My problems with the decision are not dissimilar from those expressed in my recent post. I should also note that it is both sad and ironic that a 1-year mandatory minimum sentence for possession for the purpose of trafficking was found to be unconstitutional by the Supreme Court – yet a “3-year starting point” for, say, cocaine trafficking in a commercial context “beyond a minimal scale” (how the heck is that defined anyway?) enforced by our Alberta Court of Appeal and therefore binding on all Alberta sentencing courts, and which – in practice – leads to a 2-year minimum (on average, I’d say) sentence for trafficking – somehow that is acceptable?
I’ll add that the following paragraphs from this decision struck me as particularly problematic:
 Fentanyl trafficking has created a crisis in Alberta, as in the rest of the country. It falls to the courts to protect the public by imposing sentences that will alter the cost-benefit math performed by high level fentanyl traffickers. […]
 As for all drug trafficking, particularly where there is any degree of sophistication, primacy must be given to denunciation and deterrence. Participation in a trafficking network is a calculated decision, premised on the ability to reap gains that outweigh any costs. This is precisely the type of crime for which deterrence may be most effective.
This despite debate whether harsh sentencing actually operates as a deterrent. It would be nice if our Court of Appeal would rely on evidence to support its belief in the deterrent effect of its decisions, rather than just assume it. See, for example, Clayton Ruby et al. in Sentencing: 9th edition (available with QuickLaw subscription here):
§1.27 Notwithstanding the lack of evidence to support the proposition that individual conduct is affected by sentencing, general deterrence remains at the heart of adult sentencing practice.4 It is a reversible error to suggest that there must be evidence that a particular sentence would accomplish deterrence. Nor, in light of the language of section 718(b) of the Criminal Code, is it open to a sentencing judge to conclude that general deterrence is irrelevant or ineffective.5 In fact, for some offences, such as producing counterfeit money and trafficking or importing narcotics, courts have held that general deterrence ought to be the primary goal of sentencing.6 General deterrence as a principle of sentencing always acts to increase the penalty; it never mitigates sentence.7 The concept, despite criticism, survives.
It is sometimes argued that deterrence — and sentencing offenders to jail — does not do any good because it does not help the individual offender and further that, despite jailing offenders, we still have crime in our society . … [B]y including general deterrence as one of the sentencing objectives in the Code, Parliament has ended any dispute about its validity.8 [Quoting R. v.
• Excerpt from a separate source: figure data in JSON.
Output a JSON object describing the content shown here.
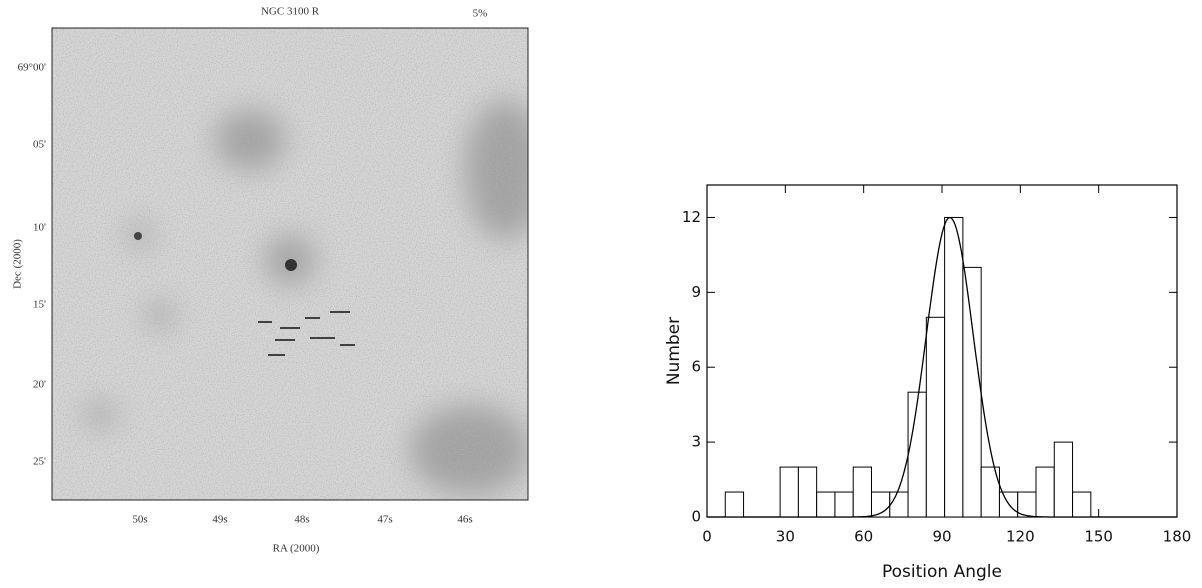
{
  "chart_data": [
    {
      "type": "image",
      "title": "NGC 3100 R",
      "corner_label": "5%",
      "y_tick_labels": [
        "69°00'",
        "05'",
        "10'",
        "15'",
        "20'",
        "25'"
      ],
      "x_tick_labels": [
        "50s",
        "49s",
        "48s",
        "47s",
        "46s"
      ],
      "ylabel": "Dec (2000)",
      "xlabel": "RA (2000)"
    },
    {
      "type": "histogram",
      "xlabel": "Position Angle",
      "ylabel": "Number",
      "bins": [
        0,
        7,
        14,
        21,
        28,
        35,
        42,
        49,
        56,
        63,
        70,
        77,
        84,
        91,
        98,
        105,
        112,
        119,
        126,
        133,
        140,
        147
      ],
      "values": [
        0,
        1,
        0,
        0,
        2,
        2,
        1,
        1,
        2,
        1,
        1,
        5,
        8,
        12,
        10,
        2,
        1,
        1,
        2,
        3,
        1
      ],
      "color": "#ffffff",
      "fit": {
        "mean": 93,
        "sigma": 9,
        "peak": 12
      },
      "xlim": [
        0,
        180
      ],
      "xticks": [
        0,
        30,
        60,
        90,
        120,
        150,
        180
      ],
      "ylim": [
        0,
        13.3
      ],
      "yticks": [
        0,
        3,
        6,
        9,
        12
      ]
    }
  ]
}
Arcand, 2010 ABCA 363 (CanLII), at para. 277.]
True, crime survives, but there is no evidence that imprisonment beyond immediate and expensive incapacitation has any beneficial effect commensurate with its cost.9
§1.28 What evidence there is suggests that it is the certainty of conviction rather than the severity of sentence that constitutes the deterrent factor in criminal law. This assertion was questioned by Schultz J.A. of the Manitoba Court of Appeal in Iwaniw; Overton.10 Schultz J.A. made the following comment in an attempt to justify the standard proposition that harsher sentences effectively reduce the crime rate. However, it raises an interesting problem about the validity of deterrence generally:
… those contemplating potential crimes are not concerned with the question of conviction to anything like the same extent [as the severity of punishment]; for what criminal ever plans a crime thinking he will be caught?11
§1.29 Our courts continue to depend on theories of general deterrence in practice. The Alberta Court of Appeal is not prepared to tolerate what they refer to as “the sentencing judge’s subjective doubts about [the] general efficacy” of general deterrence.12 […]
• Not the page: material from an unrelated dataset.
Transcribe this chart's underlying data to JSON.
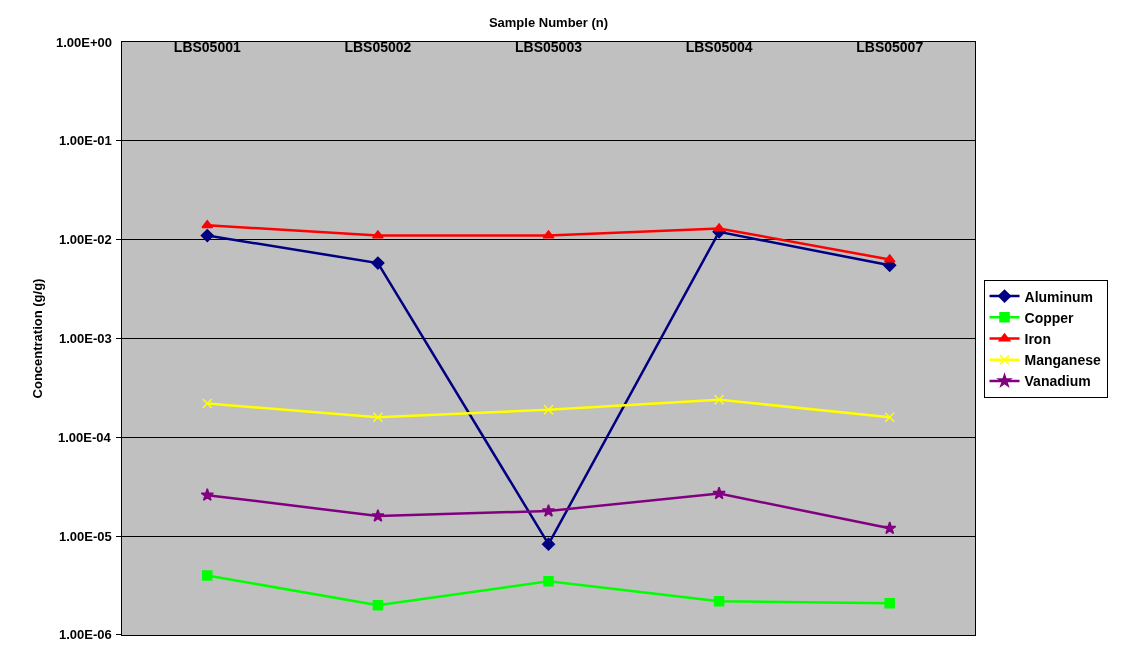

§1.32 Similarly, in Gladue, Cory and Iacobucci JJ. held that although imprisonment is intended to serve the goals of separation, deterrence, denunciation and rehabilitation, “there is widespread consensus that imprisonment has not been successful in achieving some of these goals”.18 In view of its extremely negative collateral effects — “educating less experienced, less hardened offenders to be more difficult and professional criminals”19 — imprisonment “should be used with great restraint where the justification is general deterrence”.20 General deterrence, as a justification for imprisonment where a conditional sentence is available, should be “reserved for those offences that are likely to be affected by general deterrent effect”,21 for example, large‑scale well-planned fraud by persons in positions of trust.
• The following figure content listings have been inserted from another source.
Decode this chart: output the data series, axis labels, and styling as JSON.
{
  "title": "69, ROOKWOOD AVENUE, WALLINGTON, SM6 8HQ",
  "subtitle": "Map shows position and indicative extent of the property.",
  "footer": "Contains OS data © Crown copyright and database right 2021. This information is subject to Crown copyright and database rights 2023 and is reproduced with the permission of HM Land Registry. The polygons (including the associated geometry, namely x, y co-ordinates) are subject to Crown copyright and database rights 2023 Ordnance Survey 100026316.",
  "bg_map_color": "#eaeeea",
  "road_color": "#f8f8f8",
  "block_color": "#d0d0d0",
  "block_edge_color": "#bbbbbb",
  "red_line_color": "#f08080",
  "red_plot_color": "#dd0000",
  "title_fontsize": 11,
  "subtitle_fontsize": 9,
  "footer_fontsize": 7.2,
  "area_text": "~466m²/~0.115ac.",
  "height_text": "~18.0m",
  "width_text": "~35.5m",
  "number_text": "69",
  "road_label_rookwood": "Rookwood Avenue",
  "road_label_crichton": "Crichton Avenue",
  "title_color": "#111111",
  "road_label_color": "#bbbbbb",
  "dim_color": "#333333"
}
Although Felix quotes and purports to follow R. v. Lacasse, 2015 SCC 64 (CanLII),  3 SCR 1089, a quick reading of Lacasse suggests that Felix does not follow binding Supreme Court of Canada authority on sentencing. Perhaps an Alberta Court of Appeal sentencing decision will finally make it all the way to the Supreme Court of Canada (more recently than R. v. McDonnell, 1997 CanLII 389 (SCC), which interestingly was a 5-4 decision overturning an Alberta Court of Appeal decision which CJ Fraser wrote, and for which Berger J.A. wrote the dissenting opinion)? I’ll remain optimistic.